Dokploy Clourdflared Tailscale and Proxmox
Dokploy Clourdflared Tailscale and Proxmox
I am pretty happy with this little experiment:
Can I host Dokploy inside my LAN using Proxmox and have an application auto-deploy on git push from GitHub?
Well, yes.
Installing Dokploy isn’t covered here but I just following the PVE Helper Scripts and installed it into a Ubuntu LXC (and then snapshotted it).
I hooked up GitHub and a particular repo which has a docker-compose file. Then deployed it using that fille. Note that I don’t build this but instead pull from <ghcr.io> - this saves a lot of compute/memory on the host Dokploy and circumvents build issues.

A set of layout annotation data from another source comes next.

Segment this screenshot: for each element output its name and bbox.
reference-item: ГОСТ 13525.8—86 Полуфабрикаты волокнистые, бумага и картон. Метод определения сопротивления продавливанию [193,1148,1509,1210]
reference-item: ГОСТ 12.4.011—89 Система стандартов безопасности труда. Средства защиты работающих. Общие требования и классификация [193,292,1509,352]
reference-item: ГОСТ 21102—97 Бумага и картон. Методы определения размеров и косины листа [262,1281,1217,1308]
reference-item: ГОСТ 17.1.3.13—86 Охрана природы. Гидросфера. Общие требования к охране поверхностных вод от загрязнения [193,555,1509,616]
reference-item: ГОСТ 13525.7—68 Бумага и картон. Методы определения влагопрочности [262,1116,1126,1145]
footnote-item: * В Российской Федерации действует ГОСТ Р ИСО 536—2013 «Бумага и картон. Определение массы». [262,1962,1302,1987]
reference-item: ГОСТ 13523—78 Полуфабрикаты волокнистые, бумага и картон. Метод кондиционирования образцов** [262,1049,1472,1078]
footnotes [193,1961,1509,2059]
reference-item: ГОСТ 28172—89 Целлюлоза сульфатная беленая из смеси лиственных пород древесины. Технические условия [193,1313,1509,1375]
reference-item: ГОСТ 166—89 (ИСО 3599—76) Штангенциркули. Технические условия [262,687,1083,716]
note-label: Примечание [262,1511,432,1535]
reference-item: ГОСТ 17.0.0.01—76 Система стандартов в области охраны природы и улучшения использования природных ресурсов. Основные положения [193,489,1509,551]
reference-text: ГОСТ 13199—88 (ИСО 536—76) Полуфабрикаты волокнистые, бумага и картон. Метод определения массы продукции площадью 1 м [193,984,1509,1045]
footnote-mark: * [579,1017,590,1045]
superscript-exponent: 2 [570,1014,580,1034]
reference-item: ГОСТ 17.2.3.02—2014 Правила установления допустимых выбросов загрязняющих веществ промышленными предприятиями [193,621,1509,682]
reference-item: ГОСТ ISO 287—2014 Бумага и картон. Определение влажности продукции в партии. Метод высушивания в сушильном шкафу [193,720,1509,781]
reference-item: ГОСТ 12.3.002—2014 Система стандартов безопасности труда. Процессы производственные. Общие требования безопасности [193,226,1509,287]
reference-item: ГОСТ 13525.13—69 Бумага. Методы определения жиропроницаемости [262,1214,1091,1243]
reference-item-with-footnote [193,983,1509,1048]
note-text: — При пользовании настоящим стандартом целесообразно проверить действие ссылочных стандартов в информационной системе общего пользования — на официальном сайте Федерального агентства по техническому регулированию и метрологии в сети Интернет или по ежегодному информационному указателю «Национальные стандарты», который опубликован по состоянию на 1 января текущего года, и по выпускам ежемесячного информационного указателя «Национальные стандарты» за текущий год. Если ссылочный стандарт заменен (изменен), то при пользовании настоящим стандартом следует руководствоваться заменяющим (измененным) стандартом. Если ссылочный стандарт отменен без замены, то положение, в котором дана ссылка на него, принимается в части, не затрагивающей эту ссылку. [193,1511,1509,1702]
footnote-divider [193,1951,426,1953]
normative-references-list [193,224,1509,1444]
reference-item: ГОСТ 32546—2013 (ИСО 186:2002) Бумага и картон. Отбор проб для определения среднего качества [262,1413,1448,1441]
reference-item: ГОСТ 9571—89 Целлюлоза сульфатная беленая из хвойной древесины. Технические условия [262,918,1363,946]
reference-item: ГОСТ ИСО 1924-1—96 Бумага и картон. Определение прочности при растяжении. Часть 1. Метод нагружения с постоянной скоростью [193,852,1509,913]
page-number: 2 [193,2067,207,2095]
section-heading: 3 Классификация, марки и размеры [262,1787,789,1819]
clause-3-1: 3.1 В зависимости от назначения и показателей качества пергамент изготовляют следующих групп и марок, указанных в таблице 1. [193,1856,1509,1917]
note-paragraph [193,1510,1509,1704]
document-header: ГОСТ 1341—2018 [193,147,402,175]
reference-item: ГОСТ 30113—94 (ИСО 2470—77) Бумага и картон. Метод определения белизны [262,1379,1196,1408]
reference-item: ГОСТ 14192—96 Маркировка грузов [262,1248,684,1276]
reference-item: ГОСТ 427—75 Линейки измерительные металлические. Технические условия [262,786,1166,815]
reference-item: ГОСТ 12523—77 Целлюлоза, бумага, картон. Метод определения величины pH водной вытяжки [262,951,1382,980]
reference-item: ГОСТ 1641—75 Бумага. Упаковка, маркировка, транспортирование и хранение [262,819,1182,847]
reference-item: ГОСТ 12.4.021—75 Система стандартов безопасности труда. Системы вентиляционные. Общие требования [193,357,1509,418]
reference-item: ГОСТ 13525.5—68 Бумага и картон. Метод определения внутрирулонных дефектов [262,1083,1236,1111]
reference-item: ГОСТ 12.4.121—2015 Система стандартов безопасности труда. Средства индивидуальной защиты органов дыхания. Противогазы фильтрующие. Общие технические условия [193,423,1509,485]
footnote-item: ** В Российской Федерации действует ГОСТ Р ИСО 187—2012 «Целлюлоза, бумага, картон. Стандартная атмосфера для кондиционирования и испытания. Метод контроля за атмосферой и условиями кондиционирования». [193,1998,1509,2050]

I also setup a Cloudflared container in another Dokploy project using a compose file as well - passing in the API key from Cloudflare. All apples.
The trickiest and more painful part when setting up the tunnels was the subdomain limitations I found on Cloudflare.
These did not work:
app.dev.domain.com
These did:
app-dev.domain.com
I got the app.dev.domain.com to work initially but then I needed river.dev.domain.com but it would not allow another subdomain. I removed the app.dev. domain and then could using any nested subdomains at all. Instead had to resort to using $app-dev.$domain which looks dumb IMO. But, it works so moving on.
Now I got all that working pretty easily. Could access the applications from my LAN on a domain I controlled. But, Dokploy only offers a URL for re-deploying when using a Compose project which means it needs internet access.
Here comes Tailscale and GitHub actions to the rescue.
| Secret | Source |
|---|---|
TS_OAUTH_CLIENT_ID |
Tailscale admin → OAuth clients |
TS_OAUTH_SECRET |
Tailscale admin → OAuth clients |
DOKPLOY_API_KEY |
Dokploy → Settings → Profile → API |
DOKPLOY_COMPOSE_ID |
One-time API query above |
DOKPLOY_URL |
http://<tailscale-ip-or-hostname>:3000 |
Github Action snippet:
# this step comes after build and push to GHCR
deploy:
name: Deploy to Dokploy
runs-on: ubuntu-latest
needs: merge
if: success()
steps:
- name: Connect to Tailscale
uses: tailscale/github-action@v2
with:
oauth-client-id: ${{ secrets.TS_OAUTH_CLIENT_ID }}
oauth-secret: ${{ secrets.TS_OAUTH_SECRET }}
tags: tag:ci
- name: Trigger Dokploy deployment
run: |
curl -fsSL -X POST \
"${{ secrets.DOKPLOY_URL }}/api/compose.deploy" \
-H 'Content-Type: application/json' \
-H "x-api-key: ${{ secrets.DOKPLOY_API_KEY }}" \
-d "{\"composeId\": \"${{ secrets.DOKPLOY_COMPOSE_ID }}\"}"
I like the OAuth approach as its ephemeral and really wasn't that much extra work to get set up.
So now, instead of deploying Dokploy to a VPS costing me money I now get all benefits (and trade-offs too) of running it in my homelab but having it internet accessible.
Also it was my first time using Dokploy (I run Coolify in another VPS) and I think its got some nice
features but for my usecase I think they're equally as good. I do like that Dokploy supports multi-instance containers due to its native `docker compose` support. With that also comes the really nice ability to run NATS in an isolated compose setup.